By Mike Dillinger,
PhD & Laurie Gerber,
Translation Optimization Partners
This is the final part of the first in a new series of articles on how to achieve successful deployments of machine translation in various use cases. Different types of source documents and different uses for the translations lead to varying approaches to automation. In the first part of this article, we talked about why it is so important to automate translation of knowledge bases.
Pioneering companies have shown that automating translation is the best way to make product knowledge bases available to global markets. Customers consistently rate machine translated and English technical information as equally useful. A typical installation for automatic translation weaves together stored human translations that you already paid for and machine-translated new sentences to get the best of both approaches.
Steps to Success
Set your expectations. The documents in knowledge bases have distinctive characteristics when compared to other product support documentation, starting with the fact that they are written by engineers. These engineers may be experts in a technical domain, but they haven’t ever been trained in technical writing and are often not native speakers of English.
High-speed, high-volume translation simply cannot be perfect, no matter what mix of humans and machines we use. This is why emphasis in evaluation has shifted to measuring translation "usefulness", rather than absolute linguistic quality. The effective benchmark is no longer whether expert linguists detect the presence or absence of errors. The new, more practical criterion is whether non-expert customers find a translation to be valuable, in spite of its linguistic imperfections. We see time and time again that they most certainly do. You’ll confirm this with your own customers when you do beta testing of your installation.
Set realistic expectations for automatic translation: there will be many errors, but customers will find the translations useful anyway.
Start small. Start with only one language and focus on a single part of your content. Success is easier to achieve when you start with a single "beachhead" language. Starting small has little to do with machine translation and much more to do with simplifying change management: work out the details on a small scale before approaching a bigger project.
In our consulting practice, we’ve seen two main ways of deciding where to start: focusing on customer needs or on internal processes. For the customer-needs approach, your decision is guided by questions like: Which community of customers suffers most from the lack of local- language materials? Which community costs you the most in support calls? In translation expenses? Which has the least web content already translated? The decision is guided by the most important customer support issues.
For the internal-process approach, your decision is guided by questions like: Which languages are we most familiar with? Which do we have most translations for?
What languages are our staff strongest in? Which in-country groups collaborate best? The decision in this case is to build on your strengths.
Start small to build a robust, Scalable process.

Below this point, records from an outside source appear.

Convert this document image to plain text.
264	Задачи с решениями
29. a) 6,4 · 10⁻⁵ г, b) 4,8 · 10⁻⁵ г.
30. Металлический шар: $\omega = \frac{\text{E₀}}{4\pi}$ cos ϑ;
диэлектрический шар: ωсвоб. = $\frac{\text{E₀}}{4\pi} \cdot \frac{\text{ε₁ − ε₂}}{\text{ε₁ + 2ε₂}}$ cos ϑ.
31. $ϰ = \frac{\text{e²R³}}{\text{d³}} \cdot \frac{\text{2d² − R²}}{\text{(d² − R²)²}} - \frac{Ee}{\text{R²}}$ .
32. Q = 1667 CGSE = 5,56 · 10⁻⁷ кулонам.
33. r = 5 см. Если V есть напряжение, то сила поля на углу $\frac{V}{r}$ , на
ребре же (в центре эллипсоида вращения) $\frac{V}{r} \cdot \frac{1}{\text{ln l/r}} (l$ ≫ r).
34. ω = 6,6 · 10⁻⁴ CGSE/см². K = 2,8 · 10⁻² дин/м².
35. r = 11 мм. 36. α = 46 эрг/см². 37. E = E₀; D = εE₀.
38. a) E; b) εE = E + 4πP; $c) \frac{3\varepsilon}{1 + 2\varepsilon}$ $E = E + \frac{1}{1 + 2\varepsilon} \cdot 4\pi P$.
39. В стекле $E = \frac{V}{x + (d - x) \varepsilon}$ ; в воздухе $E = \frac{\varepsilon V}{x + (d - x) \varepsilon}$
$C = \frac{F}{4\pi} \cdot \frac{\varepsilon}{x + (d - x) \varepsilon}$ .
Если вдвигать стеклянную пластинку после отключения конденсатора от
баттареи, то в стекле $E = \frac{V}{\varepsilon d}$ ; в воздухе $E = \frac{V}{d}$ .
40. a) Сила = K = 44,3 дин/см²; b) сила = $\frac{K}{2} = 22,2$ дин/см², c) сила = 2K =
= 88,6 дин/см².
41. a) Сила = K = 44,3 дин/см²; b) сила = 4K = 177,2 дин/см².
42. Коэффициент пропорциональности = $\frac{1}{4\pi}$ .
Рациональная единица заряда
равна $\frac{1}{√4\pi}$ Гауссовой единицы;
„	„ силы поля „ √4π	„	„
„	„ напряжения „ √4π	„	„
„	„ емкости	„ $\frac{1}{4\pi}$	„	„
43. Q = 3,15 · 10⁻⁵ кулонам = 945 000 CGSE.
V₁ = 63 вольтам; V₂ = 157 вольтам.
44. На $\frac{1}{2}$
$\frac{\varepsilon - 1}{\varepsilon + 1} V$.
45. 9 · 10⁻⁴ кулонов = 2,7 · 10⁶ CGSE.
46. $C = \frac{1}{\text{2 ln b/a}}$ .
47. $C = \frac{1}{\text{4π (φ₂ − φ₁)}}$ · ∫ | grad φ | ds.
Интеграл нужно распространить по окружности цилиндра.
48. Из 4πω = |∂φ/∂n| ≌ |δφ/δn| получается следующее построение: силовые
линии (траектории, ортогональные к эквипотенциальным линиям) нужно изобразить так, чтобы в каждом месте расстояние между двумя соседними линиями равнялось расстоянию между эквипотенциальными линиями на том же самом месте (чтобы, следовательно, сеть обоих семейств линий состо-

Choose an MT vendor. The International Association for Machine Translation sponsors a Compendium of Translation Software that is updated regularly. In it, you can find companies large and small that have developed a range of products for translating many languages. You will see companies such as Language Weaver, Systran, ProMT, AppTek, SDL, and many others. How can you choose between them?
Linguistic quality of the translations is the first thing that many clients want to look at. Remember that you won’t offer to your customers what you see during initial testing. And even a careful linguistic analysis of translation output quality may not tell you much about whether the system can help you achieve your business goals. Evaluation of translation automation options is much more complex than having a translator check some sentences. You may want to hire a consultant to help with evaluation, while bringing your staff up to speed on the complexities of multilingual content.
For knowledge-base translation, scalability and performance are important issues to discuss with each vendor. Most vendors can meet your criteria for response time or throughput, but they may need very different hardware to do so.
You can narrow down or prioritize the list of vendors by using other criteria:
* Choose vendors who can translate the specific languages that you are interested in. If you want to translate into Turkish or Indonesian, you won’t have as many options as into Spanish or Chinese.
* Check that you have what the vendor needs. Some MT systems (from Language Weaver, for example) need a large collection of documents together with their translations. If you aren’t translating your documents by hand already, then you may not have enough data for this kind of system. Other MT systems (from Systran or ProMT, for example) can use this kind of data, but don’t require you to have it.
* Check how many other clients have used the product for knowledge base translation – to judge how much experience the vendor has with your specific use case. The best-known vendors have experience with dozens of different installations, so try to get information about the installations that are most similar to yours. Ask, too, for referrals to existing customers who can share their stories and help prepare you better for the road ahead. MT is changing rapidly, so you shouldn’t reject a product only because it’s new. But the way that these questions are addressed or dismissed will give some insight into how the vendor will respond to your issues.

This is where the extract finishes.